Le Vu insists that the fact he's not a communist is beside the point. "The communism I experienced after the war is something I wouldn't wish on anyone, even my worst enemy," he says. "But what I'm doing has nothing to do with my political beliefs. Being called a communist in this town is just a tactic. It happens all the time. That's why I don't take this too seriously. There is no freedom of speech in Vietnam. We have it here, but look at the level of press freedom in Little Saigon, the capital of the Vietnamese community in America. The Viet Weeklyis the only voice trying to break this boundary and provide voices outside the mainstream. We will fight to the end because there is no free speech in Vietnam. Here, there is, but we don't use it—and we cannot afford to lose this fight."

Just before noon on July 26, five days after the Main Street protest, 20 copies of Viet Weekly are stacked in a neat pile on the sidewalk in front of a liquor store in a mini-mall at the intersection of Bolsa Avenue and Magnolia Street in Westminster. The liquor store used to sell the newspaper for 50 cents per copy, but the owner says she's tired of being yelled at by anti-communist activists. "No sell," she says in English before walking away.

Five minutes earlier, an elderly woman who was selling the paper on the sidewalk out of a shopping cart had been chased away when she complained about the fact that they were telling people not to buy Viet Weekly. A newspaper employee who witnessed the event called police, who have just arrived, along with Le Vu. The two cops quickly determine that no papers were stolen. "I have no problem with you selling the paper," one of them tells Vu. "But if they're telling people not to buy the paper, that's freedom of speech. There's nothing we can do."

Standing next to Vu is Chuoi Ly, who has worked as a distributor for the newspaper since it was founded four years ago. "Every store I go to today says they can't sell this paper," he says. "Every place that advertises, they're scared. I'm scared, too. They say, don't deliver this paper, but I need money."

Although the protesters' call for a boycott of Viet Weekly is taking an obvious toll on advertising sales and the distribution network, the 20 copies of the newspaper are all that's left of the 300 Ly brought to the corner just a few hours ago.
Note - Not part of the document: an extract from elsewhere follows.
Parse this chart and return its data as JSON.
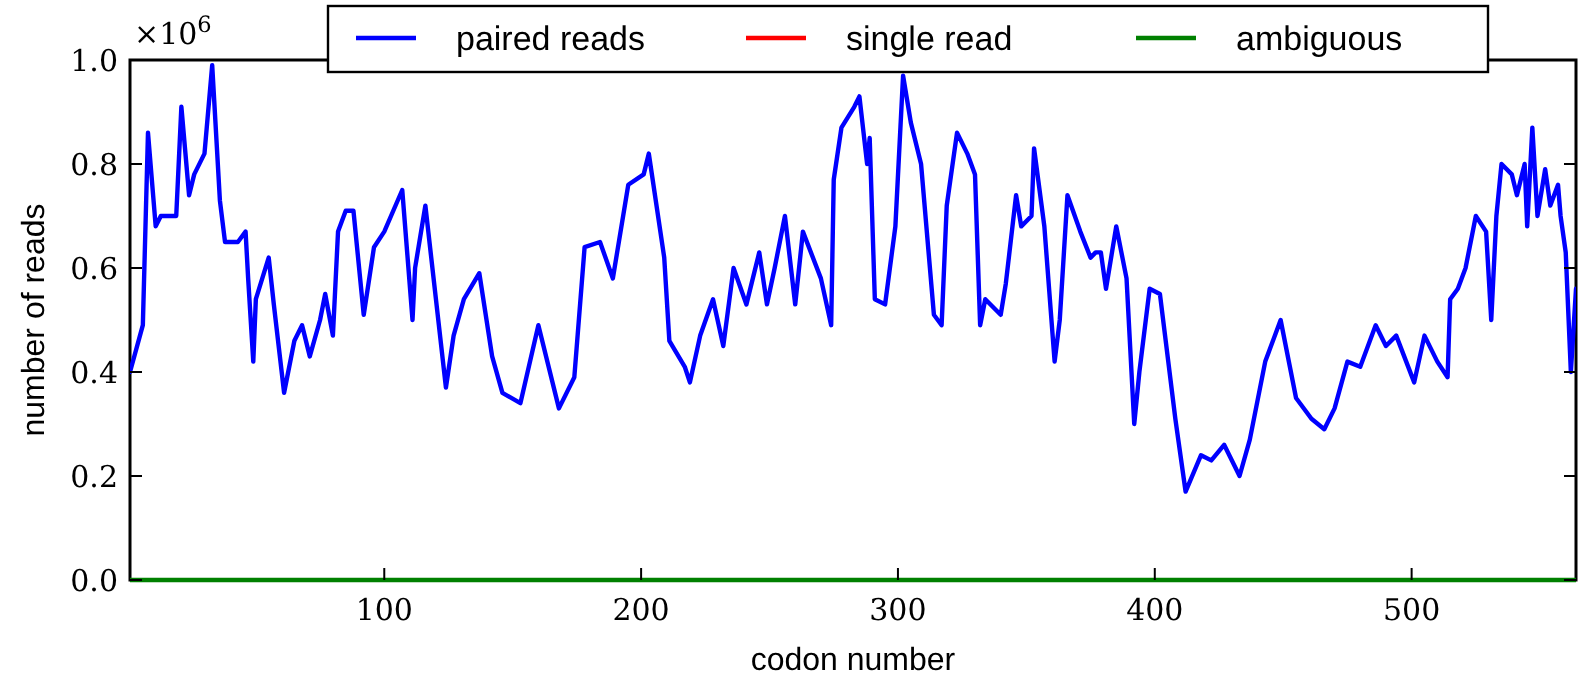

One customer, Quan Hua, says he drove from El Toro to buy his copy. "I'm a supporter of Viet Weekly," he says. "I've bought this paper for many years. I went to a few other places to look for it, but there's nobody selling this paper."
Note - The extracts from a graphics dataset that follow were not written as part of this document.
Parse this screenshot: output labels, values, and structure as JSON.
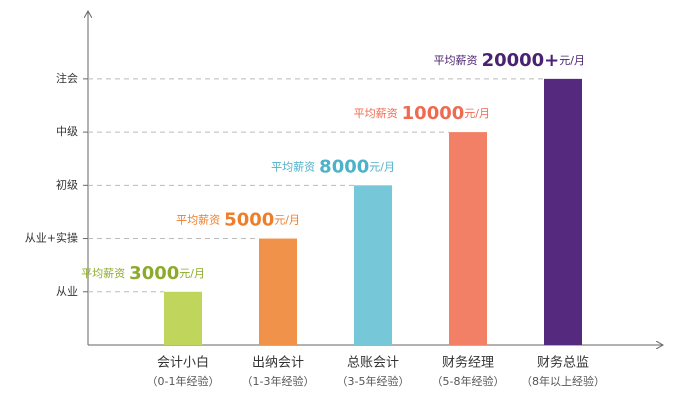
{
  "chart_data": {
    "type": "bar",
    "categories": [
      "会计小白",
      "出纳会计",
      "总账会计",
      "财务经理",
      "财务总监"
    ],
    "subcategories": [
      "（0-1年经验）",
      "（1-3年经验）",
      "（3-5年经验）",
      "（5-8年经验）",
      "（8年以上经验）"
    ],
    "values": [
      1,
      2,
      3,
      4,
      5
    ],
    "colors": [
      "#bfd55b",
      "#f0924a",
      "#76c8d8",
      "#f28067",
      "#54297e"
    ],
    "label_colors": [
      "#8dab2a",
      "#ef7d2a",
      "#4db2c8",
      "#f06a4f",
      "#4b2271"
    ],
    "salaries": [
      {
        "prefix": "平均薪资",
        "amount": "3000",
        "unit": "元/月"
      },
      {
        "prefix": "平均薪资",
        "amount": "5000",
        "unit": "元/月"
      },
      {
        "prefix": "平均薪资",
        "amount": "8000",
        "unit": "元/月"
      },
      {
        "prefix": "平均薪资",
        "amount": "10000",
        "unit": "元/月"
      },
      {
        "prefix": "平均薪资",
        "amount": "20000+",
        "unit": "元/月"
      }
    ],
    "ylim": [
      0,
      6.2
    ],
    "yticks": [
      {
        "value": 1,
        "label": "从业"
      },
      {
        "value": 2,
        "label": "从业+实操"
      },
      {
        "value": 3,
        "label": "初级"
      },
      {
        "value": 4,
        "label": "中级"
      },
      {
        "value": 5,
        "label": "注会"
      }
    ],
    "grid": true
  }
}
"Why do you like this paper?" interrupts "Peter," an employee of a laundromat next door to the liquor store, who didn't want to give his last name. "I don't like this paper. I heard a lot of people say they support communism. People here don't read it."

"Freedom of speech," Hua answers, waving his hand in the air.

"Put the hand down," Peter says.

"We have an argument—we both talk," Hua continues. "Freedom of speech."

"Put the hand down," Peter says.

While they're arguing, a woman walks onto the sidewalk from the parking lot, grabs a copy of Viet Weekly, and drops 50 cents into a jar. Two more customers stop to purchase the newspaper. All 300 copies have now disappeared.

Le Vu walks up to Peter and asks why he's angry.

"They support communism," Peter says.

"No they don't," Vu insists.

"People don't buy this paper," Peter says. "Just ask them!" He stalks off.

Vu takes a deep breath. "These people are actually nice people who just don't like communism," he says. "And they're being used."